Noites frias. Dois sacos cama, uns cartões por baixo, a cama está feita. Manuel Ildefonso dorme no quarto verde. O quarto azul já não tem teto. Antes de adormecer dois desejos: que o teto do quarto verde não lhe caia em cima e que os ratos não lhe mordam muito.
“Já fui mordido nas mãos”, diz-nos quando lhe perguntamos se se sente seguro naquela casa. A ruína já foi habitada por mais pessoas. Foi um outro sem abrigo de Sintra que lhe indicou o sítio. Dividiram o espaço durante algum tempo. Depois, o outro partiu, à procura de qualquer coisa. Também já lá moraram uns estrangeiros, turistas de pés descalços. Ficaram pouco tempo. Manuel ficou sozinho, como sozinho está na luta que trava por uma casa social da Câmara Municipal de Sintra.
A autarquia que compra quintas e palácios para a pompa e circunstância de uns almoços com “Very Importante Persons” deixa munícipes a viver na indigência. É um facto.

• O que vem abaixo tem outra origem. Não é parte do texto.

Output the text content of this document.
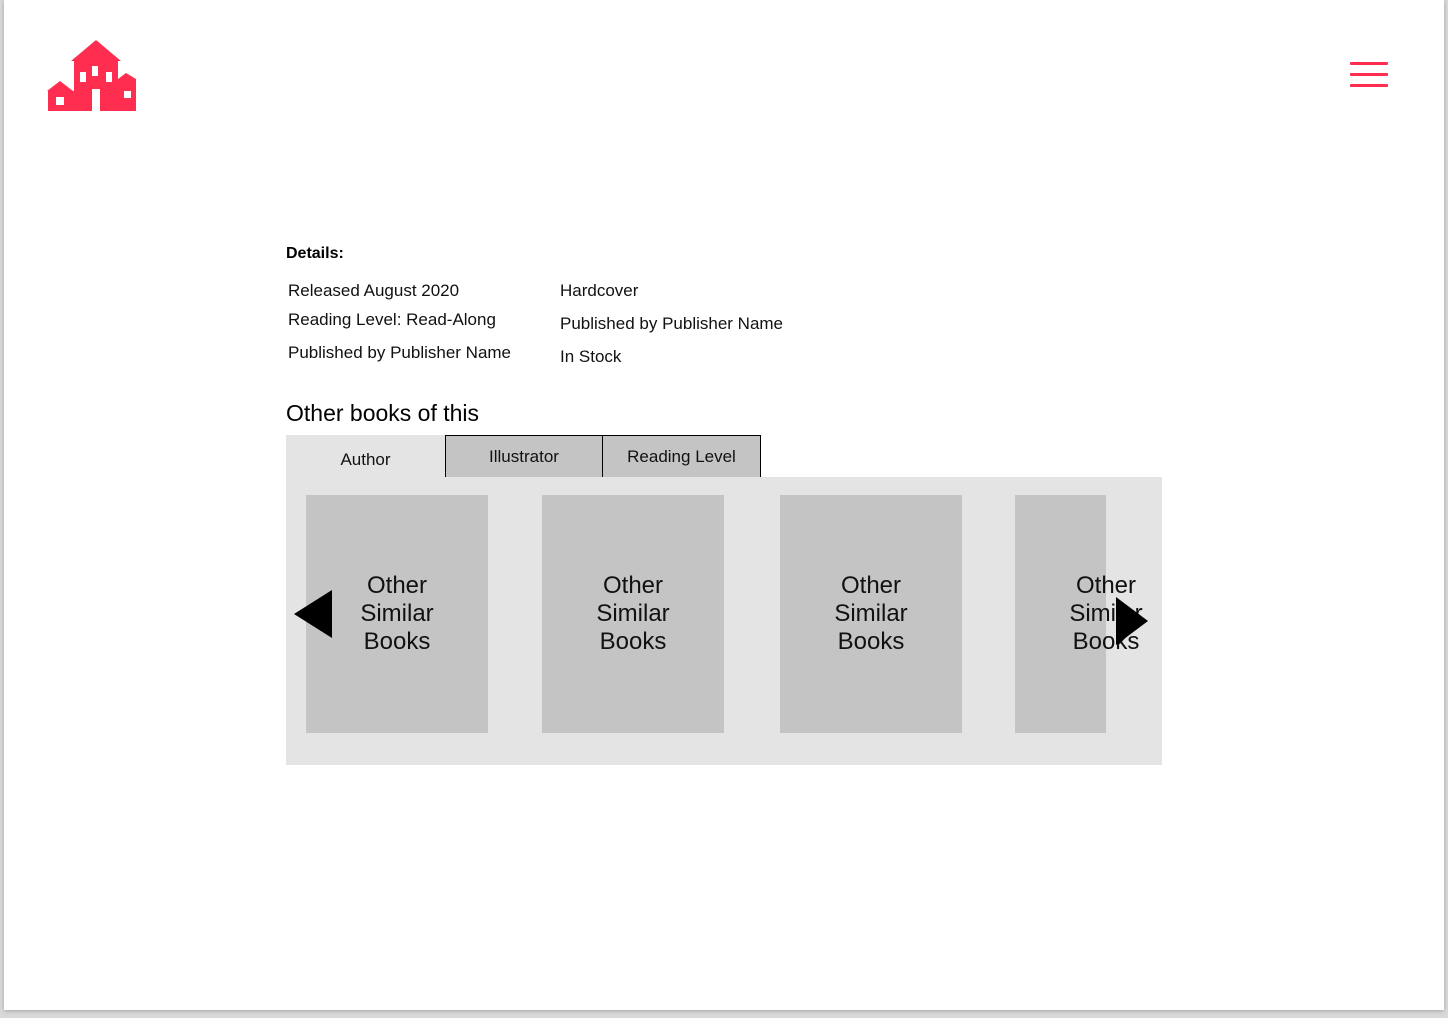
Details:
Released August 2020
Reading Level: Read-Along
Published by Publisher Name
Hardcover
Published by Publisher Name
In Stock
Other books of this
Author	Illustrator	Reading Level
Other Similar Books
Other Similar Books
Other Similar Books
Other Similar Books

“Há 8 anos que me inscrevi para uma casa da Câmara”, diz quando nos relata a vida que a volta deu. A doença oncológica, o desemprego na construção civil, a família desfeita, as rendas em atraso e o apoio que recebeu dos serviços sociais da autarquia: “deram-me uma vez mil euros para pagar rendas em atraso”. E pagou, mas acabou por perder a casa. Passou a viver no automóvel. A Polícia Municipal rebocou-lhe o carro sem invocar qualquer razão legal. A EMES nunca lhe passou uma multa. É quase certo que a Polícia Municipal retirou o carro ao senhor Manuel por pressão da autarquia. Já aqui falámos nisso antes.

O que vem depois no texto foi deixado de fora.